Писатель больше, чем неписатель, думает о жизни. Это, в сущности, и есть его основное дело — думать «вообще», думать о жизни. Занимаются этим или с пером в руке, или за пишущей машинкой, или лежа на тахте, заложив руки под голову. Суть не в том — где и как… Это второстепенная деталь! Главное же и необходимейшее, как сказано, думать о жизни. Этим писатель и отличается от инженеров, врачей, рабочих, крестьян, футболистов, артистов, художников и всех прочих. Их главное дело в другом. О жизни они могут думать только в свободное время, которого у людей пока не слишком много. А если думать «вообще» не хочется, и не надо. Беды большой нет. От этого, скажем, футболист не будет хуже бить по воротам.
Один довольно известный газетчик, выйдя из больницы, рассказывал:
— Рядом со мной на койке лежал Лев Григорьевич из обувной артели. Он от радикулита маялся. Как-то просыпаюсь я от его стона. Ну, само собой, спрашиваю:
— Что, Лев Григорьевич, больно?
Он отвечает со стоном:
— Не-е-т.
Недоумеваю:
— А что же вы стонете?
— Было больно. Третьего дня очень больно было.
Надо зарубить себе на носу: уж если стонать, то от сегодняшней боли.
Про режиссера Хохлова, с сонными глазами посапывающего на репетициях, актеры Большого драматического театра говорили:
— Хохлов умер, но тело его живет.
А другого режиссера, тоже довольно известного и того же «почтенного» возраста, актеры прозвали:
— Бодрый маразм!
Вот бы под конец жизни угодить в золотую середину.
Мишке Софронову дали трешницу. Он сказал:
— На эти деньги я куплю барбарисок и раздам всем хулиганам в классе. Тогда они меня не будут бить.
И еще: как-то вхожу во двор и вижу такую картину — стоит, подбоченившись, глухонемой Петька, а перед ним на коленях Мишка. И бьет земные поклоны. Они сверстники.
— Миша! Миша! — подзываю я коленопреклоненного.

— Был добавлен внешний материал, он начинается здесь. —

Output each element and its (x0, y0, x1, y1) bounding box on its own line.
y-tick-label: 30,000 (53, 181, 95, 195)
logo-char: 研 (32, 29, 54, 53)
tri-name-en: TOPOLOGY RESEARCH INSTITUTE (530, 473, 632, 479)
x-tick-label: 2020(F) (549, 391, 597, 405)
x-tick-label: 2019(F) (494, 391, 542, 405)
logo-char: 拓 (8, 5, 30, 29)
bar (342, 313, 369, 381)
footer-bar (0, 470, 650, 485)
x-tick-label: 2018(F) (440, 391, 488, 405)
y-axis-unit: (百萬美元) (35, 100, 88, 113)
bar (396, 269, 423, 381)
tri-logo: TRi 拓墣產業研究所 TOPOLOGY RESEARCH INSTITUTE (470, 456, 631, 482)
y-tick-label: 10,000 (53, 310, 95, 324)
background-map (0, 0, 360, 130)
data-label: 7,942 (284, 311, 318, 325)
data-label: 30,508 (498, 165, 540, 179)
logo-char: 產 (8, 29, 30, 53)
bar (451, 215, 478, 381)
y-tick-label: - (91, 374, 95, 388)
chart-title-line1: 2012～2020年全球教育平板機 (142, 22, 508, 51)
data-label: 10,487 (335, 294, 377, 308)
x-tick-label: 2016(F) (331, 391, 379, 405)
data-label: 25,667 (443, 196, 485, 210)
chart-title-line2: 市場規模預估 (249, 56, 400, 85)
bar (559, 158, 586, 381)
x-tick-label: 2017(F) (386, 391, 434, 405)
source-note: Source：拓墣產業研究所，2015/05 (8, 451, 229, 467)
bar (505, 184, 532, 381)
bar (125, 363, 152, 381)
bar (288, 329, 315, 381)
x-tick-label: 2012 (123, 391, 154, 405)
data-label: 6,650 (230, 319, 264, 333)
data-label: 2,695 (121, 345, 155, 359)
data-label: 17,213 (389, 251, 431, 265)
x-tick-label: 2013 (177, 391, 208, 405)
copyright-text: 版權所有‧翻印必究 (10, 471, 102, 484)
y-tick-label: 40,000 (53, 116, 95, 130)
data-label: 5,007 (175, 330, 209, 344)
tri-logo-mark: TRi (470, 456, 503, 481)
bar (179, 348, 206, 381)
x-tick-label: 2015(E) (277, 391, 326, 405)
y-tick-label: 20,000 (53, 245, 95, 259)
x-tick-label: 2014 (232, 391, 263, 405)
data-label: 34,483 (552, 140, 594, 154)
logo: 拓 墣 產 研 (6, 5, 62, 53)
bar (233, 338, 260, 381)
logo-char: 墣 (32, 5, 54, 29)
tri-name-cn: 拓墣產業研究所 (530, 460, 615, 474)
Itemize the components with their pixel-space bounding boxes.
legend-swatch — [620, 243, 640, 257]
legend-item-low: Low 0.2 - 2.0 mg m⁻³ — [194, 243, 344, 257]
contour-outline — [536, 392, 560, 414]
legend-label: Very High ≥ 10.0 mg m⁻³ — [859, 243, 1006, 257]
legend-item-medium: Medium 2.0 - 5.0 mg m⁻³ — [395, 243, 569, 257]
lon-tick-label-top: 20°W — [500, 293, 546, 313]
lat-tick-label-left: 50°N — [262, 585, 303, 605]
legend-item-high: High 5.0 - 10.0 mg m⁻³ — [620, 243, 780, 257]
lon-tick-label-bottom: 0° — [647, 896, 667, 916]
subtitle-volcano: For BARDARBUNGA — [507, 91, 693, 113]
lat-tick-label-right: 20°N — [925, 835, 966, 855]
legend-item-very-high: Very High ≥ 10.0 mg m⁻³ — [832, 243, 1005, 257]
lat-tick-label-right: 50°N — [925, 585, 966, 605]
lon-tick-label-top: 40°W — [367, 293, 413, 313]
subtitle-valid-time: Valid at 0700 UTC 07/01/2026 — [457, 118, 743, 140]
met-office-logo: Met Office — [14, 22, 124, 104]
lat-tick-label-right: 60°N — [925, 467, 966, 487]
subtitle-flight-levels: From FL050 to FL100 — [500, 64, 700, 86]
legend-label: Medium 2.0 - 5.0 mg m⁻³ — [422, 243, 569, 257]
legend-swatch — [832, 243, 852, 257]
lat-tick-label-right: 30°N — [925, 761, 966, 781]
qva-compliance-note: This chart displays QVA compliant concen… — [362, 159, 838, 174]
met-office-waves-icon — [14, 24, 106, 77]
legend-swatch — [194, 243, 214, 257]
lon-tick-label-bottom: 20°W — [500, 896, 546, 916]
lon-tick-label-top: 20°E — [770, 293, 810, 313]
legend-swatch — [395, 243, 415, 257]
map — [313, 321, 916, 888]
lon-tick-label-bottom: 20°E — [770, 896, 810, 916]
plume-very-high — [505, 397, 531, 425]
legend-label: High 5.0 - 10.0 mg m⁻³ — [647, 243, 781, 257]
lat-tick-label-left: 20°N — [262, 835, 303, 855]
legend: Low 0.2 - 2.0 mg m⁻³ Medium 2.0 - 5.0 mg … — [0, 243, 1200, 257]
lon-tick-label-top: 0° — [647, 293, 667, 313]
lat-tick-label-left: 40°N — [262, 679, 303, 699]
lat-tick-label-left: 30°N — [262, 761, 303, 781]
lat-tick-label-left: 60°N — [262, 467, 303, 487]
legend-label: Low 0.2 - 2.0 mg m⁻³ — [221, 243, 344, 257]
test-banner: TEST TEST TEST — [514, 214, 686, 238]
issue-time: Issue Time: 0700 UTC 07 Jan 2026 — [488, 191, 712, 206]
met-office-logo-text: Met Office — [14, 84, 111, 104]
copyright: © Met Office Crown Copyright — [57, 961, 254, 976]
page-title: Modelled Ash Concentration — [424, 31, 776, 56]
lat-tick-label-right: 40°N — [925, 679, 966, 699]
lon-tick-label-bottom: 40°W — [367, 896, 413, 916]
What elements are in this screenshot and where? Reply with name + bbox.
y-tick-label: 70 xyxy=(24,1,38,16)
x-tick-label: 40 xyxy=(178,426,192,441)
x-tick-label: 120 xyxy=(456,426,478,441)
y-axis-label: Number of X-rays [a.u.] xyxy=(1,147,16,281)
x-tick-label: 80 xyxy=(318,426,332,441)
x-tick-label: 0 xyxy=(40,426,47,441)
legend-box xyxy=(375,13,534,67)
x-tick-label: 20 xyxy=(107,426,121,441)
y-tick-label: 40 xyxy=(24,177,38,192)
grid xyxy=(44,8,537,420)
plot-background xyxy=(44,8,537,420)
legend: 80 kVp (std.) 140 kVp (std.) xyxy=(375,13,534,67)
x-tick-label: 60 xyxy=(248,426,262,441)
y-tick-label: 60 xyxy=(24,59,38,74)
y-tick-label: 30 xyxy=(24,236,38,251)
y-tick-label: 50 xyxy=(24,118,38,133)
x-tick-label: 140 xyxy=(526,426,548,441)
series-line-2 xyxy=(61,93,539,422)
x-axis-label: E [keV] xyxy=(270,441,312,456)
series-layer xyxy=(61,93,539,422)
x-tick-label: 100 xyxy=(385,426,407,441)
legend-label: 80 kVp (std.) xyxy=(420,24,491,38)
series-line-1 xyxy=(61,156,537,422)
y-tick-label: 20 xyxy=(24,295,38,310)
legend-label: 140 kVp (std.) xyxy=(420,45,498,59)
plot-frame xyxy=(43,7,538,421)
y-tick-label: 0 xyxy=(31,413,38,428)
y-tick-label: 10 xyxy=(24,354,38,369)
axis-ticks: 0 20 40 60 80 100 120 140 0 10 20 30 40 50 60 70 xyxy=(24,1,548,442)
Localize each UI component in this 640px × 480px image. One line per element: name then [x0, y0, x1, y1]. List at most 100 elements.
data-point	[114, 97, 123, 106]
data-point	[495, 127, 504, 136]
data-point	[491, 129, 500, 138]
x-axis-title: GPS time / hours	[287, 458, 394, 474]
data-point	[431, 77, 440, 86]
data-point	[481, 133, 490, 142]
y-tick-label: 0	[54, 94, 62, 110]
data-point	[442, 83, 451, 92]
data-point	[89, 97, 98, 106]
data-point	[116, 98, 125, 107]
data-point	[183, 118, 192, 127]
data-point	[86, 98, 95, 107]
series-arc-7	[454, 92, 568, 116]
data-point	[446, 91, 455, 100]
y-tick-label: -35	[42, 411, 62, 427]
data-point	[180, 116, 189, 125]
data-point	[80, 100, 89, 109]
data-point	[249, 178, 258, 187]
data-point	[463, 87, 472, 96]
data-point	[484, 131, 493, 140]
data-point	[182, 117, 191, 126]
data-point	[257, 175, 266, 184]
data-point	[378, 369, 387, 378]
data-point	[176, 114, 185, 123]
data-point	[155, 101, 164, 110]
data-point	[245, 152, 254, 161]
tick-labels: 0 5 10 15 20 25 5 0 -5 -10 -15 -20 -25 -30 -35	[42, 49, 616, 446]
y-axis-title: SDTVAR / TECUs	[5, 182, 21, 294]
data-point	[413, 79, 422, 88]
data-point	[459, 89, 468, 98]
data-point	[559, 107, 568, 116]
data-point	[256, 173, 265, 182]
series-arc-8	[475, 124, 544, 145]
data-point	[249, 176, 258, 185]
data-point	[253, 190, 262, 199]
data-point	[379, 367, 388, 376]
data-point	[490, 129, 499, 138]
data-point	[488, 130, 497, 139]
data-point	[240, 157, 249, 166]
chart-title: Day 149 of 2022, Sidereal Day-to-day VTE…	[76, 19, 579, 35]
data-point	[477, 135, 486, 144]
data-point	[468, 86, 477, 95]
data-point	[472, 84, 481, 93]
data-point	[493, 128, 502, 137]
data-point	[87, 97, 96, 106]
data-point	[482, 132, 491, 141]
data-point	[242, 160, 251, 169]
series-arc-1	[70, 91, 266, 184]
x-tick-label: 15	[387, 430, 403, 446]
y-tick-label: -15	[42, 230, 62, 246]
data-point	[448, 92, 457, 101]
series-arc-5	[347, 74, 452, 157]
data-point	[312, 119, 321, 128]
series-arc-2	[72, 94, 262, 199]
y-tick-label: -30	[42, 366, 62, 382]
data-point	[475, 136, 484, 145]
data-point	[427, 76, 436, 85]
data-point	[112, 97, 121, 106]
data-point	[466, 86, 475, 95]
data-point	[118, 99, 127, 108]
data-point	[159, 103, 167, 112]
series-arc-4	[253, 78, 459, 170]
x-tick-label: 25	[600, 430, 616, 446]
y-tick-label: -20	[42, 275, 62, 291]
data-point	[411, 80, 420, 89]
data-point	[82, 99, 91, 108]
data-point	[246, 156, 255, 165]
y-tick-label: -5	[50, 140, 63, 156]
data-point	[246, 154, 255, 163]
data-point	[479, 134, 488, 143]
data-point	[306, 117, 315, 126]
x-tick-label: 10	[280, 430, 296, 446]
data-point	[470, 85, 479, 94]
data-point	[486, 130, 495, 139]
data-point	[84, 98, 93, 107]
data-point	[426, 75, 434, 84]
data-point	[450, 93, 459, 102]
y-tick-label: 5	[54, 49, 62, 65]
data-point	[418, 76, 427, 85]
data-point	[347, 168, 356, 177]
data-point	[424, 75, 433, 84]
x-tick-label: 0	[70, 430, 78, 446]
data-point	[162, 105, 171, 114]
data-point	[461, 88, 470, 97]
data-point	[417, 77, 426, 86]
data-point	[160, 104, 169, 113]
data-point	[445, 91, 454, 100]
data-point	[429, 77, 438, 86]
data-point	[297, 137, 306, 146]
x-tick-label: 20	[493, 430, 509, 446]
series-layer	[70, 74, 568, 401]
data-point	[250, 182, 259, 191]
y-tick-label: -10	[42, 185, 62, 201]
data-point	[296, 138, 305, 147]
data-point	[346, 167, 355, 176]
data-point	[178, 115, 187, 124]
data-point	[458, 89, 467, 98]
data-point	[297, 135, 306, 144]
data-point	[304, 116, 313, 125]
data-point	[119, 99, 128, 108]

Он поднимается, неторопливо отряхивает штаны и, пригладив хохолок, подходит ко мне.
— Чего это ты перед Петькой распластался?
— Да так, на всякий случай. Он ведь гроза нашего двора.
Поразительный парень этот Мишка. Очень современен. Далеко пойдет.
В последней сценической редакции Городничий у Гоголя, как известно, говорит:
«Я пригласил вас, господа, с тем, чтобы сообщить вам пренеприятное известие: к нам едет ревизор».
Пятнадцать слов.
А в первой редакции было:
«Я пригласил вас, господа… Вот и Антона Антоновича, и Григория Петровича, и Христиана Ивановича, и всех вас для того, чтобы сообщить одно чрезвычайно важное известие, которое, признаюсь вам, чрезвычайно меня потревожило. И вдруг сего дня неожиданное известие, что отправился из Петербурга чиновник с секретным предписанием обревизовать все относящееся по части управления и именно в нашу губернию, что уже выехал десять дней назад тому и с часу на час должен быть, если не действительно уже находится в нашем городе».